Title: Goodnight Moon
Author/Illustrator: Margaret Wise Brown (Author), Clement Hurd (Illustrator)
Age range: 4-8 (although younger kids like it too)
This classic children’s book soothes little ones to sleep with its slow, calming rhyme. A little bunny lays snuggly in bed while saying goodnight to familiar objects in the great green room. Contrasting illustrations capture the interest of little ones as they flip between simple ink sketches and full color paintings. The National Education Association has named this book a Teachers’ Top 100 Books for Children.
Goodnight Moon has become a bedtime favorite in our house and it easily lends itself to activities that promote language and cognitive development. We have a board book copy, which is perfect for babies and toddlers.
Word recognition: Take turns saying goodnight to things in your kids’ room.
Scavenger hunt: Use this printable from Harper Collins and challenge your kids to a scavenger hunt finding objects in the picture, or better yet, in your house.
Detective: Read your kids the nursery rhyme Hey, Diddle, Diddle and ask if they can find a reference to it in Goodnight Moon. Do the same with the book The Runaway Bunny and the nursery rhyme Goldilocks and the Three Bears .
Inference: Ask your kids to compare the first and last pictures in the book.
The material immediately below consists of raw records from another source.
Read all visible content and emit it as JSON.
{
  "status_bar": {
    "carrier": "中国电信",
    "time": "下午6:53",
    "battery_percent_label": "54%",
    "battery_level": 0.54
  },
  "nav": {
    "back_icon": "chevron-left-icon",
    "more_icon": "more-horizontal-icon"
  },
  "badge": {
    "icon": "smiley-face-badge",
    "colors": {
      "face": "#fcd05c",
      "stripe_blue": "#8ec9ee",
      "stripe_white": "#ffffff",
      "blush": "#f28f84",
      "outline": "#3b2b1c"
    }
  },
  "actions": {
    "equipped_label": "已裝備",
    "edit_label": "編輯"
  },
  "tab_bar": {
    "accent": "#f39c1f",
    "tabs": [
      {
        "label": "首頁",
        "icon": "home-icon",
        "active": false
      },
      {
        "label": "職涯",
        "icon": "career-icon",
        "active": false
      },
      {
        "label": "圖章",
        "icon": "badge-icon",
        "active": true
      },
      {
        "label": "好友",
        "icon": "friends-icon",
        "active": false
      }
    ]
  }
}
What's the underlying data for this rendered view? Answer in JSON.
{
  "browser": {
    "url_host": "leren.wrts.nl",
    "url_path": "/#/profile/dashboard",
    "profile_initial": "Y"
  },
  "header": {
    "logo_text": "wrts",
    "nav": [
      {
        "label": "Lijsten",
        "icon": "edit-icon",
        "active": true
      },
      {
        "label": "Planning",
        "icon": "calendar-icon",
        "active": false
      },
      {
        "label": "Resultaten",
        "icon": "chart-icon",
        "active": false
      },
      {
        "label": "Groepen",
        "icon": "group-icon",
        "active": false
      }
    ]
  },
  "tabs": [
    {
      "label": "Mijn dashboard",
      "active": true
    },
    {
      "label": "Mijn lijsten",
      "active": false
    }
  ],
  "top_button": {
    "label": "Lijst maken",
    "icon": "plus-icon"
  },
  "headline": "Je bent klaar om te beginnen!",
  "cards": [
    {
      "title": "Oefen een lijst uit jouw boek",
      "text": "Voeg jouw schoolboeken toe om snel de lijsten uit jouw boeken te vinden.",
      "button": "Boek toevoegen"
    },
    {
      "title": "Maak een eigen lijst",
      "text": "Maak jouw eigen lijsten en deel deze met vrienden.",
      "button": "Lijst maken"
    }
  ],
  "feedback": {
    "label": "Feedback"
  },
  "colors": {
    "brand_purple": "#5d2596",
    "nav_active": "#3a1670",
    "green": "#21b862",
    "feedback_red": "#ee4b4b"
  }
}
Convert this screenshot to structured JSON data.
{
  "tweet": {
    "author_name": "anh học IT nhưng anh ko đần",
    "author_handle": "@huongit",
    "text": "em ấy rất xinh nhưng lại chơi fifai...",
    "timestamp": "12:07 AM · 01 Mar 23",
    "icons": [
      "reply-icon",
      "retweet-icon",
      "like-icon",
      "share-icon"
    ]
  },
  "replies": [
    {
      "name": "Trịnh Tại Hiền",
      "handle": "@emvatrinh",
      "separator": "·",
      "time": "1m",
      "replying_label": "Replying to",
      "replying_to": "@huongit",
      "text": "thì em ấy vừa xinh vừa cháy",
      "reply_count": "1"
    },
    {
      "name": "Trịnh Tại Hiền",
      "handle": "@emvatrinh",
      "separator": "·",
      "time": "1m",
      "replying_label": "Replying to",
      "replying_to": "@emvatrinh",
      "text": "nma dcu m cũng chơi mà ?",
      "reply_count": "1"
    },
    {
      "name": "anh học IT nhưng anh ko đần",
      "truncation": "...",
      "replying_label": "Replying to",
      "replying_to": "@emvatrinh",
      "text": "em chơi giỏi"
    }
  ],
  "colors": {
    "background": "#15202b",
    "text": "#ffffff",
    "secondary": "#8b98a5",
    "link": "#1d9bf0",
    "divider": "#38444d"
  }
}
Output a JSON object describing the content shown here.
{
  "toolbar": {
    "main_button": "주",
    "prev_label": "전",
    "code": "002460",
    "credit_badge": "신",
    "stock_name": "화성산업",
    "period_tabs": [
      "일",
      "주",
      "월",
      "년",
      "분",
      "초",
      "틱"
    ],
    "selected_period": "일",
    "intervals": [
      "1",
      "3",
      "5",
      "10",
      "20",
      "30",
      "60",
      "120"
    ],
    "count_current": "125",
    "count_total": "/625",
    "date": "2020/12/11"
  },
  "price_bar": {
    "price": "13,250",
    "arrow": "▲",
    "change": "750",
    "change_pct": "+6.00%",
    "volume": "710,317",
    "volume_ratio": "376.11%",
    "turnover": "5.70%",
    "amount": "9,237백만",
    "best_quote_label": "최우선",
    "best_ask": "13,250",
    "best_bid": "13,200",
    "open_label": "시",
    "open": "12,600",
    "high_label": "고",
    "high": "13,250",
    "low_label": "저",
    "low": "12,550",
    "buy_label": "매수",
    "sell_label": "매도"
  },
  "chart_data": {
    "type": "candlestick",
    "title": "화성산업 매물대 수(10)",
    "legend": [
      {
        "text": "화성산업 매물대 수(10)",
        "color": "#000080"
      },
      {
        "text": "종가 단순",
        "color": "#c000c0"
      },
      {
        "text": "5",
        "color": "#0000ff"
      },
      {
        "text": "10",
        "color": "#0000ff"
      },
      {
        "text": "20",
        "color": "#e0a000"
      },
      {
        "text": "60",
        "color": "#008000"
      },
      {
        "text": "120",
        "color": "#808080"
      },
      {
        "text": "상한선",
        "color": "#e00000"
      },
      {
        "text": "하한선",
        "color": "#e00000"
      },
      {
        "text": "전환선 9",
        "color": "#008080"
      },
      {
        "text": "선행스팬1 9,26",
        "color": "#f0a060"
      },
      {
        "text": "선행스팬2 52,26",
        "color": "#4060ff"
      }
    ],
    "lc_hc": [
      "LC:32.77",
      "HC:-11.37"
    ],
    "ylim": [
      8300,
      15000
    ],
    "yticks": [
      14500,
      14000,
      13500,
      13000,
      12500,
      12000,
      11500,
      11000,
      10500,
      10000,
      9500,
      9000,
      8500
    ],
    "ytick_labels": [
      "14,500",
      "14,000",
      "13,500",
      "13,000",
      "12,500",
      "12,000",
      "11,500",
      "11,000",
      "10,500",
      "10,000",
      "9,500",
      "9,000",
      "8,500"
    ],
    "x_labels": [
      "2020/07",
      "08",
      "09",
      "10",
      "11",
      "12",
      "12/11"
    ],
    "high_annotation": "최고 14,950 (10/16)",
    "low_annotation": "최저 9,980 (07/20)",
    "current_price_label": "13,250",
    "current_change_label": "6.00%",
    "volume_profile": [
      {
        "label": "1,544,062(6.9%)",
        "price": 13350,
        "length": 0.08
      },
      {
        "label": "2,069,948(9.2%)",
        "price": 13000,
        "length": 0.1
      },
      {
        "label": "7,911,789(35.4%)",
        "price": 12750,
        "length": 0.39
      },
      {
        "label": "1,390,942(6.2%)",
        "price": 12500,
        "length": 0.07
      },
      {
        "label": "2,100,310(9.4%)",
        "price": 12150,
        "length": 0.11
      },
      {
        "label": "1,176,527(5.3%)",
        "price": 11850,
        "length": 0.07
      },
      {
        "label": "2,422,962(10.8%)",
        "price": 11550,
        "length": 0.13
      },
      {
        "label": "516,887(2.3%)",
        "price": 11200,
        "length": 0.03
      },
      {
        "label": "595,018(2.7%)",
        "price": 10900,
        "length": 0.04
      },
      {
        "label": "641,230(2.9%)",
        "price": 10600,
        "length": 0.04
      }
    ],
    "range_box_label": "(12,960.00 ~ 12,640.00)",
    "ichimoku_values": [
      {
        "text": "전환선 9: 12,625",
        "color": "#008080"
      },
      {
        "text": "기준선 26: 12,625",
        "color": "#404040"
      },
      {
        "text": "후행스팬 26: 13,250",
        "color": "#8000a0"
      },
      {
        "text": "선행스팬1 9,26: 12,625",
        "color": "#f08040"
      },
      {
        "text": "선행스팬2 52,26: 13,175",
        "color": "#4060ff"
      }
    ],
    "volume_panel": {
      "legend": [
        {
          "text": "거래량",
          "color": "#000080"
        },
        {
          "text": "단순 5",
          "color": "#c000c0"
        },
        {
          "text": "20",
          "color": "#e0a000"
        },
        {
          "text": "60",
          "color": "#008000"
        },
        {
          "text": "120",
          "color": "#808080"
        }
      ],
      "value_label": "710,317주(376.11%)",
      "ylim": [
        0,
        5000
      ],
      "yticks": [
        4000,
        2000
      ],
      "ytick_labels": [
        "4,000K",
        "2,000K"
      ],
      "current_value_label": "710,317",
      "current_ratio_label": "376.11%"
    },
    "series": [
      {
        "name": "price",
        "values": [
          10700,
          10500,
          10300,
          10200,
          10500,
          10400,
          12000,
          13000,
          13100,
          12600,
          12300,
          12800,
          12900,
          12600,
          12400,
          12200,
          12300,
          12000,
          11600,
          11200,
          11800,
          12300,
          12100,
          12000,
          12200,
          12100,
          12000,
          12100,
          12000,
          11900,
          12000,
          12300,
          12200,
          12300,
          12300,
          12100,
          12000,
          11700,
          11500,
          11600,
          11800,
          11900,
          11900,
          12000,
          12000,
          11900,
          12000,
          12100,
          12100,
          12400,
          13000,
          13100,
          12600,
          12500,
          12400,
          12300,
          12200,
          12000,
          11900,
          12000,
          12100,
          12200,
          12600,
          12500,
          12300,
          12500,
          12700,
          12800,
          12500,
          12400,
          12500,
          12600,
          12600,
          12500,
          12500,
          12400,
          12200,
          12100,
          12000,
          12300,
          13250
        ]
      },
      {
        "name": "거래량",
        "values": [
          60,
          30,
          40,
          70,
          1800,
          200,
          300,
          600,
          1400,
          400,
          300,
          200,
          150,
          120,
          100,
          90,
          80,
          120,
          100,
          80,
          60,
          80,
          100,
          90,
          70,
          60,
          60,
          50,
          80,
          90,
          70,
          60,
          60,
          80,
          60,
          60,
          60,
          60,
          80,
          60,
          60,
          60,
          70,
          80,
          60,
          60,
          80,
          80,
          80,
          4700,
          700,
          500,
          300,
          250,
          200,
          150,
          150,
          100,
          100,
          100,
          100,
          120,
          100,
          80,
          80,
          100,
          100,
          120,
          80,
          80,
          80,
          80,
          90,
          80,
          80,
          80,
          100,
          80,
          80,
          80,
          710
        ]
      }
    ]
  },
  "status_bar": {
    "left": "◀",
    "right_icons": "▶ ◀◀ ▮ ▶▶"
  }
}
Notice how the shading gets darker? Now flip through all of the pages and see how the light from the lamp gets brighter as the shading gets darker. Ask your child what is happening.
Create a sensory box with objects from the book. Like this one:
Note: You can use a base of dried beans, corn, sand, or stones. I picked a scarf because my toddler still puts everything in his mouth.